One of those controlled the network of moving staircases in the center of the Hub. You could look straight down from the top floor to the bottom, and see nothing but staircases moving to connect to others, which connected with others, which moved to land at one of the hundreds of doorways in the side of the circular walls. Lucy and Neville waited in the door way from the fifth floor northwest wing, and Lucy said clearly to the banister leading to nothing,

"First floor reception."

After a few seconds, a few of the floating staircases began to align. As soon as one connected to the doorway, they began to walk down, onto and further down the next one it connected to, while the first one detached and went elsewhere.

Lucy had hated this her first week here, and had gotten so nervous she had frozen on a staircase in the middle of the air. She waited too long and the other staircase disconnected, so she had been stranded until that staircase was summoned elsewhere, after which she had followed a nurse wherever she was going, just gratefull to be on solid ground. The whole trick, the woman had explained, was just to keep going down, not to think about it, there was always going to be another staircase to climb, and concerning yourself that there was nothing behind you wouldn't help things at all. After that it was just a matter of practice.

They stepped off on the ground floor and headed for the doors. Outside, Neville sat down on a bench and Lucy did the same, not wanting to speak before he did.

"They're different."

"Try to remember that I told you in the beginning that, well, you might not-"

Neville stopped her nervous babbling by holding up his hand.

"It's all right, Lucy, really. I mean, no, they didn't all of a sudden give me the heart to heart talk I dreamt about since I was five, but I was able to kiss my mother's cheek without her becoming terrified, she actually smiled. And my dad... my dad... normally he has so many spells on him he doesn't realize anyone is in the room."

Lucy went to speak again, but Neville stopped her.

"Lucy, I know I'm pretty ridiculous at school, but believe me when I tell you I knew not to expect miracles when Dumbledore told me what you wanted to do.
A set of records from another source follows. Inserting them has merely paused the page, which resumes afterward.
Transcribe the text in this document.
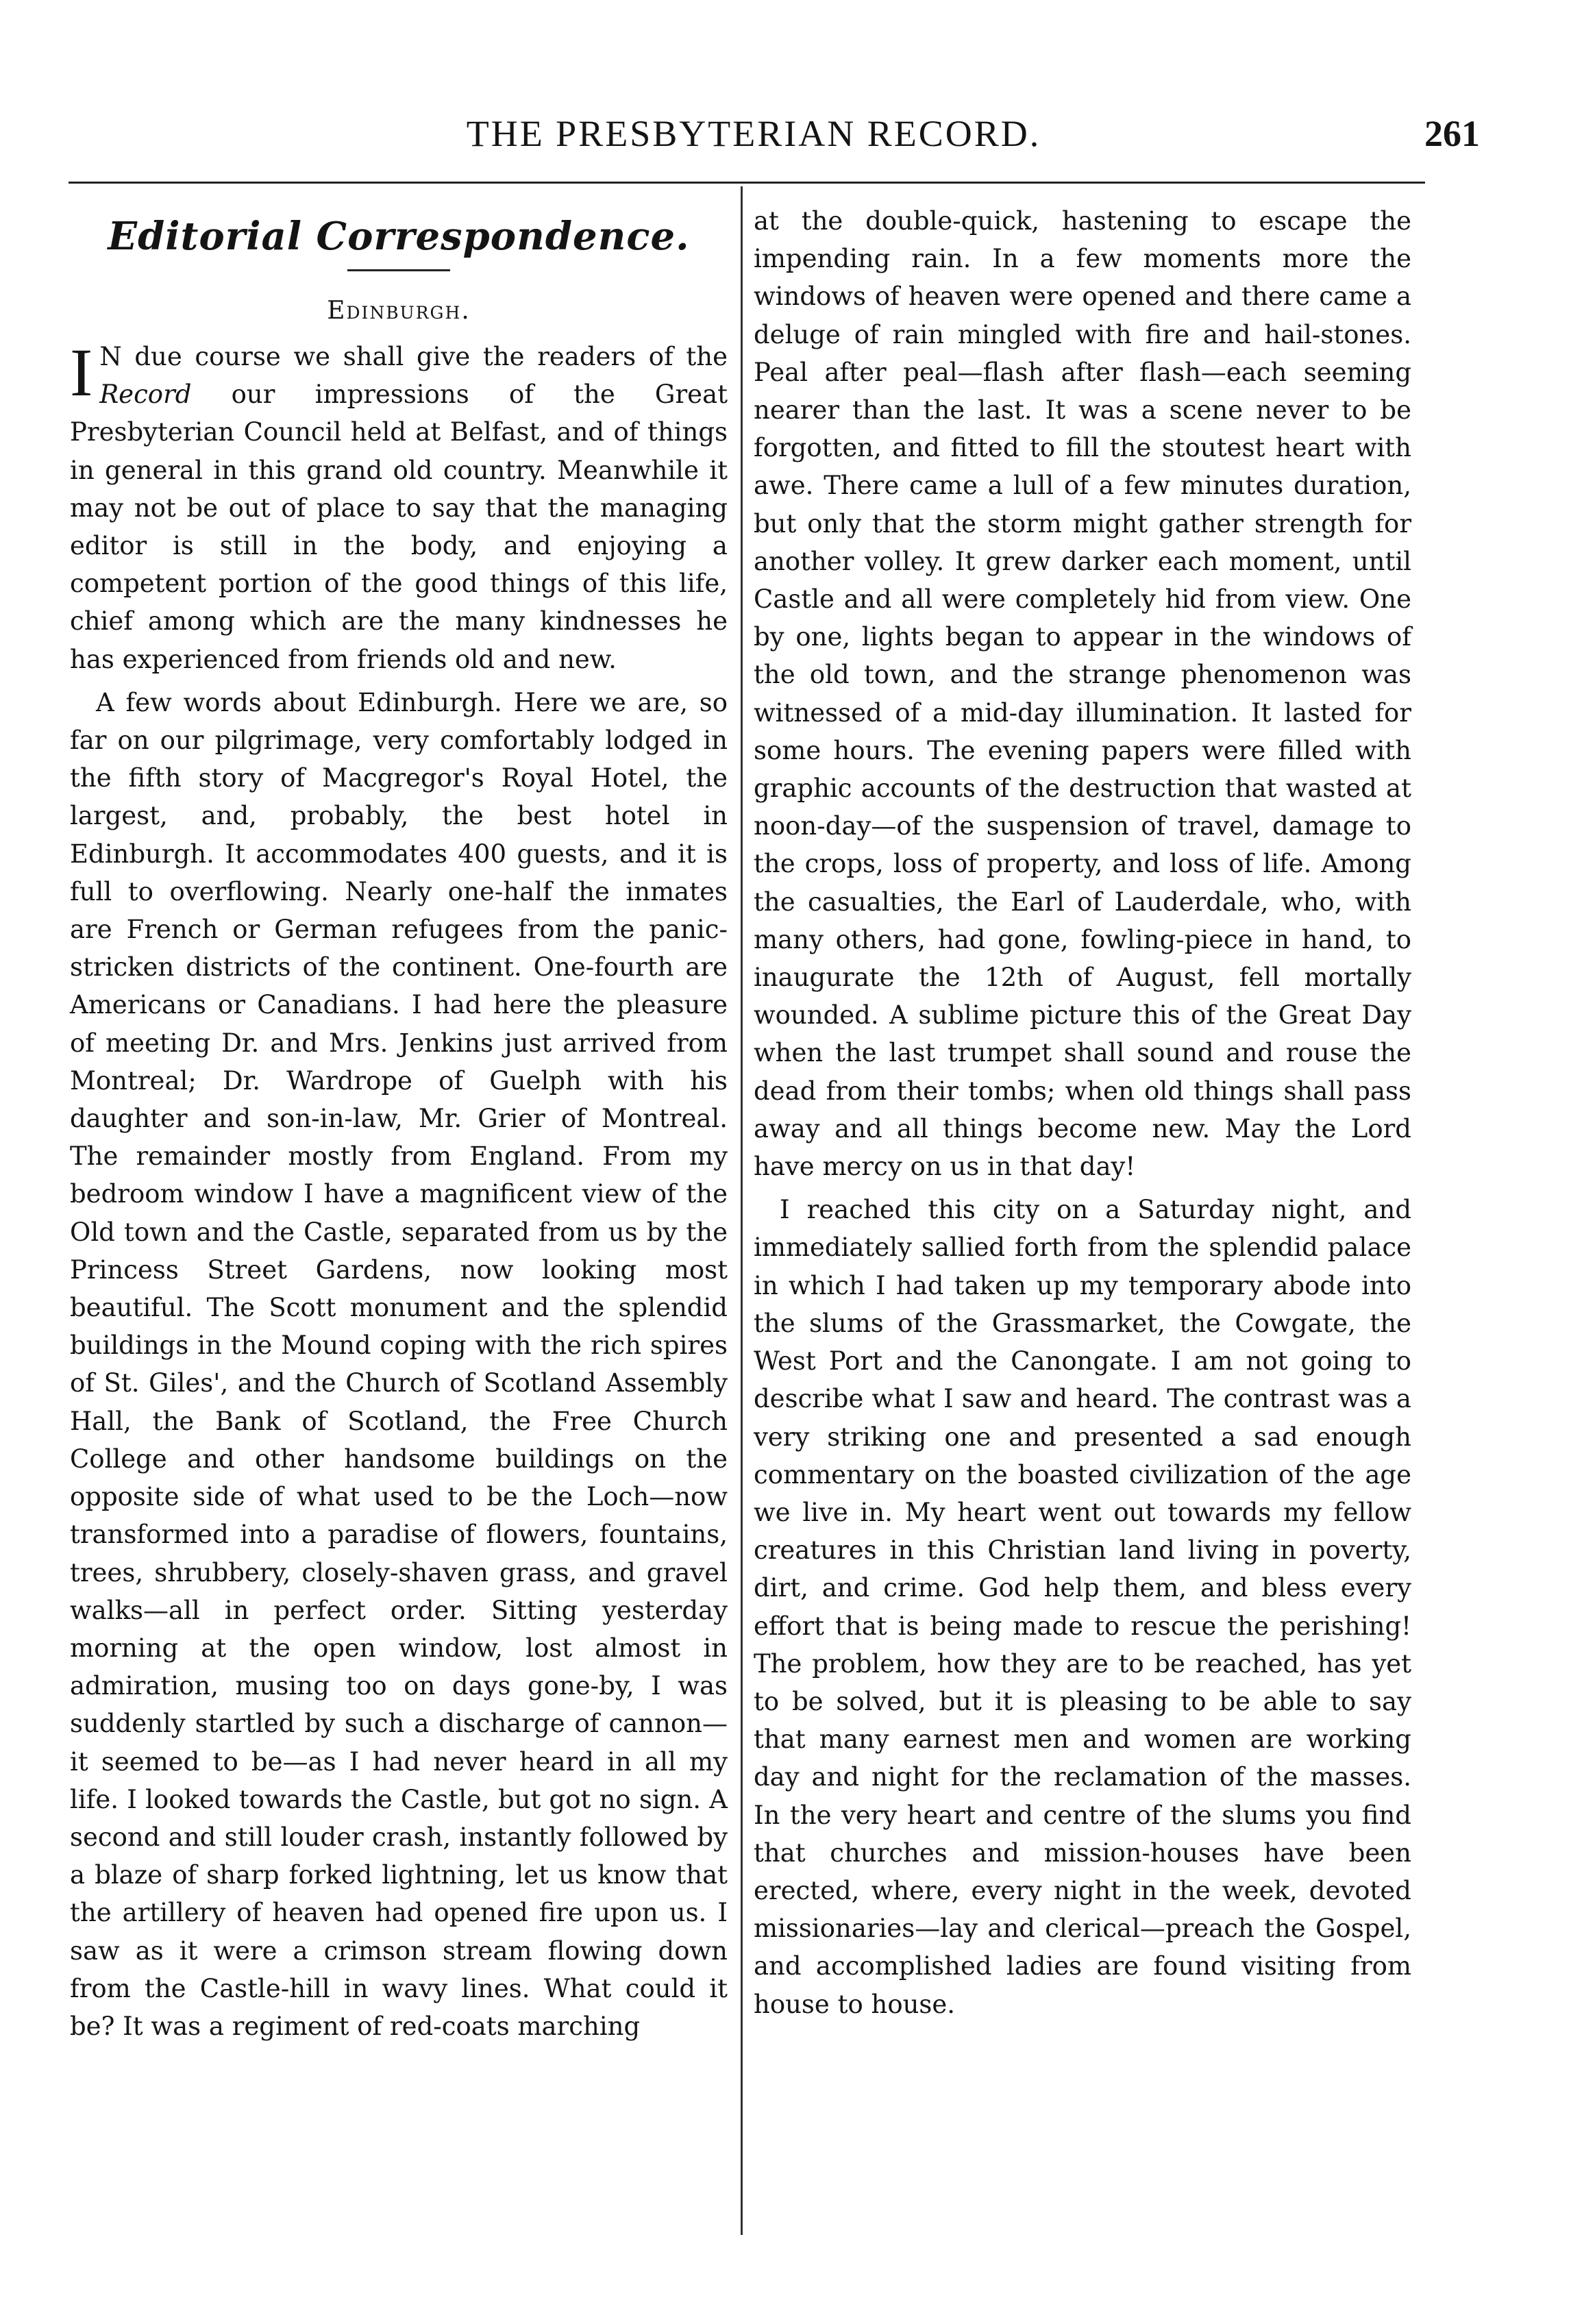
THE PRESBYTERIAN RECORD.	261
Editorial Correspondence.
Edinburgh.

I N due course we shall give the readers of the Record our impressions of the Great Presbyterian Council held at Belfast, and of things in general in this grand old country. Meanwhile it may not be out of place to say that the managing editor is still in the body, and enjoying a competent portion of the good things of this life, chief among which are the many kindnesses he has experienced from friends old and new.

A few words about Edinburgh. Here we are, so far on our pilgrimage, very comfortably lodged in the fifth story of Macgregor's Royal Hotel, the largest, and, probably, the best hotel in Edinburgh. It accommodates 400 guests, and it is full to overflowing. Nearly one-half the inmates are French or German refugees from the panic-stricken districts of the continent. One-fourth are Americans or Canadians. I had here the pleasure of meeting Dr. and Mrs. Jenkins just arrived from Montreal; Dr. Wardrope of Guelph with his daughter and son-in-law, Mr. Grier of Montreal. The remainder mostly from England. From my bedroom window I have a magnificent view of the Old town and the Castle, separated from us by the Princess Street Gardens, now looking most beautiful. The Scott monument and the splendid buildings in the Mound coping with the rich spires of St. Giles', and the Church of Scotland Assembly Hall, the Bank of Scotland, the Free Church College and other handsome buildings on the opposite side of what used to be the Loch—now transformed into a paradise of flowers, fountains, trees, shrubbery, closely-shaven grass, and gravel walks—all in perfect order. Sitting yesterday morning at the open window, lost almost in admiration, musing too on days gone-by, I was suddenly startled by such a discharge of cannon—it seemed to be—as I had never heard in all my life. I looked towards the Castle, but got no sign. A second and still louder crash, instantly followed by a blaze of sharp forked lightning, let us know that the artillery of heaven had opened fire upon us. I saw as it were a crimson stream flowing down from the Castle-hill in wavy lines. What could it be? It was a regiment of red-coats marching

at the double-quick, hastening to escape the impending rain. In a few moments more the windows of heaven were opened and there came a deluge of rain mingled with fire and hail-stones. Peal after peal—flash after flash—each seeming nearer than the last. It was a scene never to be forgotten, and fitted to fill the stoutest heart with awe. There came a lull of a few minutes duration, but only that the storm might gather strength for another volley. It grew darker each moment, until Castle and all were completely hid from view. One by one, lights began to appear in the windows of the old town, and the strange phenomenon was witnessed of a mid-day illumination. It lasted for some hours. The evening papers were filled with graphic accounts of the destruction that wasted at noon-day—of the suspension of travel, damage to the crops, loss of property, and loss of life. Among the casualties, the Earl of Lauderdale, who, with many others, had gone, fowling-piece in hand, to inaugurate the 12th of August, fell mortally wounded. A sublime picture this of the Great Day when the last trumpet shall sound and rouse the dead from their tombs; when old things shall pass away and all things become new. May the Lord have mercy on us in that day!

I reached this city on a Saturday night, and immediately sallied forth from the splendid palace in which I had taken up my temporary abode into the slums of the Grassmarket, the Cowgate, the West Port and the Canongate. I am not going to describe what I saw and heard. The contrast was a very striking one and presented a sad enough commentary on the boasted civilization of the age we live in. My heart went out towards my fellow creatures in this Christian land living in poverty, dirt, and crime. God help them, and bless every effort that is being made to rescue the perishing! The problem, how they are to be reached, has yet to be solved, but it is pleasing to be able to say that many earnest men and women are working day and night for the reclamation of the masses. In the very heart and centre of the slums you find that churches and mission-houses have been erected, where, every night in the week, devoted missionaries—lay and clerical—preach the Gospel, and accomplished ladies are found visiting from house to house.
But what I saw in there, it is a miracle Lucy. It was a miracle that anyone wanted to reopen their case in the first place."

Lucy wasn't sure what to say to that, so she stared out at the fountain with a statue of St. Mungo in it.

"I spoke with the supervisor and a few of the orderlies. A few weeks ago we switched the physician in charge of your parents. The new one, Alexander, he's younger, but he has plenty of experience, used to work in the children's ward, he should do really well."

Neville nodded. "When do you go?"

Lucy shrugged, "They haven't told me yet. It should be fairly soon. The Circle has me starting their assignment in July sometime."

Neville nodded, then rose as his grandmother approached. Lucy greeted Harriet Longbottom with a quick hug, then waited outside until they had walked around the building and out of sight.